Chegados ali, entretanto era cerca de meio dia, batemos à porta e apareceu-nos uma senhora que, admirada, foi chamar o marido e os dois convidaram-nos a entrar, pois estávamos todos enxarcados e estafados pelo peso das malas.
Contámos a nossa estória e perguntámos como poderíamos chegar até Odemira, se não haveria um carro de muar que se alugasse, ou mesmo de burro. Felizmente minha Mãe tinha-me enviado, salvo êrro 140$00 (cento e quarenta escudos), na altura dinheiro bastante para enfrentar estas dificuldades.
A senhora mandou-nos meter na cama e pôs as nossas roupas molhadas a secar junto à lareira em que ela, o marido e os filhos se aqueciam: dormimos como dois anjos cansados!
Cerca das duas horas da tarde a senhora acordou-nos e, depois de bem comidas umas torradas e café, o senhor da casa acompanhou-nos até uma taberna existente junto à estrada de macadame uns quilómetros mais à frente, onde o taberneiro dispunha de uma charrete que alugava.
Na hora de acertar o custo da viagem até Odemira, o taberneiro, que viu ali modos de ganhar o dia que a taberna não rendera, exigiu-nos 80$00 pelo frete. Era muito dinheiro!!! E lembrar-me eu que, anos antes, meu avô comprara os Algares, (uma herdade com muita cortiça), por "quarenta e oito mil réis e uma tigela de farinha de milho todos os anos".
Mas que havíamos de fazer? Lá subimos para aquela artimanha puxada por um cavalo lazarento e metemo-nos ao caminho. Mais duas ou três horas de solavancos conforme as covas da estrada mal construída e sem conservação, com buracos aumentados pelas chuvas do inverno que decorria.
Seriam umas dezanove horas, noite cerrada, quando chegámos a Odemira. Pelo caminho fomos discorrendo o que fazer quando chegássemos: -Vamo-nos apresentar ao Padre Borralho, disse eu. E ele que nos ajudasse a resolver o nosso problema que consistia em ir para São Teotónio, mais 15 quilómetros à frente.
Assim fizemos e em boa hora, porque o Prior, como bom pastor que era, deu guarida aos seus cordeirinhos, (ainda não éramos propriamente "ovelhas nem carneiros").

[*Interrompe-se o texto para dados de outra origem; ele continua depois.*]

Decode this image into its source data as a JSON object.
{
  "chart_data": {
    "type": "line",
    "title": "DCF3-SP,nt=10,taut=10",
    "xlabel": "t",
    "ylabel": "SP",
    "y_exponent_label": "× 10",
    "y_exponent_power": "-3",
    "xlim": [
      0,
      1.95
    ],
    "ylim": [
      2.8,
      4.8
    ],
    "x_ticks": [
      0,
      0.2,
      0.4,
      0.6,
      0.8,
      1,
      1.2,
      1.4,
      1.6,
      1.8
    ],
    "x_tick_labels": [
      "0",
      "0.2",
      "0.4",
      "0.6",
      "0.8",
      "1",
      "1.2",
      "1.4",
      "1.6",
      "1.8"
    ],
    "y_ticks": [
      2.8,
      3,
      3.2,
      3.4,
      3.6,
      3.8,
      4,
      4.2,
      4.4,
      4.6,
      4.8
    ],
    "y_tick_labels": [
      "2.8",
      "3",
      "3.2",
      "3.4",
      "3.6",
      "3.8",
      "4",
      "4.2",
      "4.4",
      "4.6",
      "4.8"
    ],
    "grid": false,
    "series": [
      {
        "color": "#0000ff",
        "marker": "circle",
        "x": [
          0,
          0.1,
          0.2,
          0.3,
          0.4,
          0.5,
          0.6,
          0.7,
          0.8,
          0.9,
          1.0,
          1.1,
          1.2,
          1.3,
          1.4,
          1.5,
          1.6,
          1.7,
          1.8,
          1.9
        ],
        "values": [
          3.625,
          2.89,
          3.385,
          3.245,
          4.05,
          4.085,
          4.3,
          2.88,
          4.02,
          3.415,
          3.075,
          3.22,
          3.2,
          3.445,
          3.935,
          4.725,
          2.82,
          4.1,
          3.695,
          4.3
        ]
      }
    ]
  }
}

Dormimos na casa paroquial e, no dia seguinte, apanhámos a tal camioneta matreira do Abel Figueiredo Luis que ía até Lagos, passando por São Teotónio.
P.S. -Não sei o nome das pessoas que nos receberam naquele bendito monte da serra da garraza, naquela situação de grande precaridade e aflição, mas o engraçado é o que se segue:
Na década de setenta, portanto cerca de trinta anos mais tarde, uma "velhota" pedinte, (destino de muitas pessoas das zonas rurais quando atingiam a incapacidade para o trabalho duro), passou pelo monte de Pègões, onde nasci e agora era lavradora minha irmã mais velha e onde era habitual dar guarida a pessoas, homens e mulheres que vagueavam socorrendo-se da generosidade dos pequenos lavradores. Havia mesmo um casarão onde recolhiam os homens, que à noite recebiam uma refeição quente e as mulheres alojavam-se no monte com o pessoal da casa.
A tal velhota, na conversa de lareira, contou à minha irmã que há muitos anos tinha recebido no seu monte dois "mocinhos" de São Teotónio que chegaram lá todos molhados e vinham de Beja, onde estudavam, etc, contando toda a história da nossa permanência no seu monte.
Quando terminou a história, minha irmã revelou à velhinha que um desses "mocinhos" era seu irmão o que causou grande surpresa e alegria. Como o mundo é pequeno!!!